Three things in this natural world capture my interest for hours and ground me closer to this earth. They are: Water, Fire, and the moon.

I've loved how no matter where I am, the moon will follow me. That it will be there, most nights and days, for me to view. So large, so gentle, so far yet close at the same time. How awesome that it has so much force in our existing world.

So today, instead of think of how sad I am that the fraternity, SAE, is chanting things that should never leave any lips, I will think of the moon. How life is bigger than small minds that truly don't make a difference. That constants, like the moon, can help us gravitate toward more positive things in life.


Wednesday, February 25, 2015

Spastically Different!

I am a bit different...I understood that a long time ago, and am constantly reminded of this. Not that people always intend to hurt or judge, but be mindful of the dreams you may be crushing when someone isn't so much like you. 

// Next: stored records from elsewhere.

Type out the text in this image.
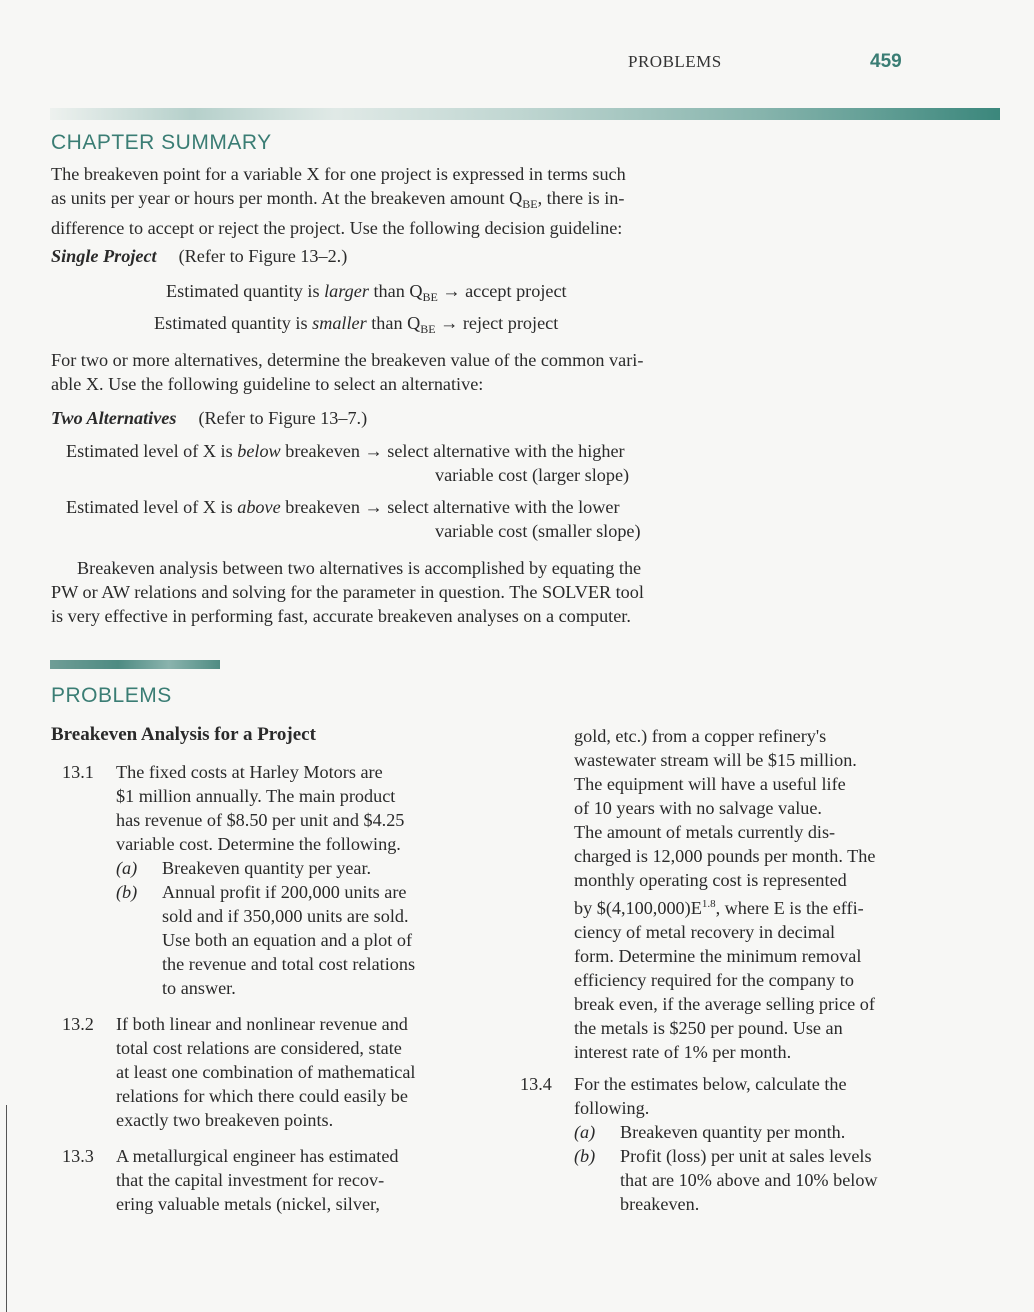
PROBLEMS	459
CHAPTER SUMMARY
The breakeven point for a variable X for one project is expressed in terms such
as units per year or hours per month. At the breakeven amount $Q_{BE}$, there is in-
difference to accept or reject the project. Use the following decision guideline:
Single Project (Refer to Figure 13–2.)
Estimated quantity is larger than $Q_{BE}$ → accept project
Estimated quantity is smaller than $Q_{BE}$ → reject project
For two or more alternatives, determine the breakeven value of the common vari-
able X. Use the following guideline to select an alternative:
Two Alternatives (Refer to Figure 13–7.)
Estimated level of X is below breakeven → select alternative with the higher
variable cost (larger slope)
Estimated level of X is above breakeven → select alternative with the lower
variable cost (smaller slope)
Breakeven analysis between two alternatives is accomplished by equating the
PW or AW relations and solving for the parameter in question. The SOLVER tool
is very effective in performing fast, accurate breakeven analyses on a computer.
PROBLEMS
Breakeven Analysis for a Project
13.1 The fixed costs at Harley Motors are
$1 million annually. The main product
has revenue of $8.50 per unit and $4.25
variable cost. Determine the following.
(a) Breakeven quantity per year.
(b) Annual profit if 200,000 units are
sold and if 350,000 units are sold.
Use both an equation and a plot of
the revenue and total cost relations
to answer.
13.2 If both linear and nonlinear revenue and
total cost relations are considered, state
at least one combination of mathematical
relations for which there could easily be
exactly two breakeven points.
13.3 A metallurgical engineer has estimated
that the capital investment for recov-
ering valuable metals (nickel, silver,
gold, etc.) from a copper refinery's
wastewater stream will be $15 million.
The equipment will have a useful life
of 10 years with no salvage value.
The amount of metals currently dis-
charged is 12,000 pounds per month. The
monthly operating cost is represented
by $\$(4,100,000)E^{1.8}$, where E is the effi-
ciency of metal recovery in decimal
form. Determine the minimum removal
efficiency required for the company to
break even, if the average selling price of
the metals is $250 per pound. Use an
interest rate of 1% per month.
13.4 For the estimates below, calculate the
following.
(a) Breakeven quantity per month.
(b) Profit (loss) per unit at sales levels
that are 10% above and 10% below
breakeven.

I've heard I'm sorry a lot...it's a nice reminder that we are human and that forgiveness is way sweeter than the alternative. As I continue in my journey, I hope that even if you don't agree, that you can understand that my intentions are honest and pure. I will only do the same for you. 

Go forward spazes of the world, you will find your path :)



Wednesday, February 18, 2015

With Grace

We've been experiencing some family changes these last few months. Life has really been showing us the sad and realness that it contains. Sometimes it can be so kind and fun that we push these thoughts to the far corners of our minds...who needs to dwell on the sadness always.

My love has always had a hard time with emotions. Love, compassion, tenderness, sympathy, softness, sadness, pain....he has a hard time facing these and dealing with them. Sometimes I wish I could be his filter and help him get these things out; to process, to cleanse.

As we continue down this path we know won't turn as we wish, I will walk beside him quietly; give him a hand when he falls, and give him grace when his emotions get too much.

Life had us fooled...thinking we were on the winning end. Funny thing about life is, there really is no winning or losing....it just is. Our every day matters. Our time matters. So these things I will give him while we walk this journey together.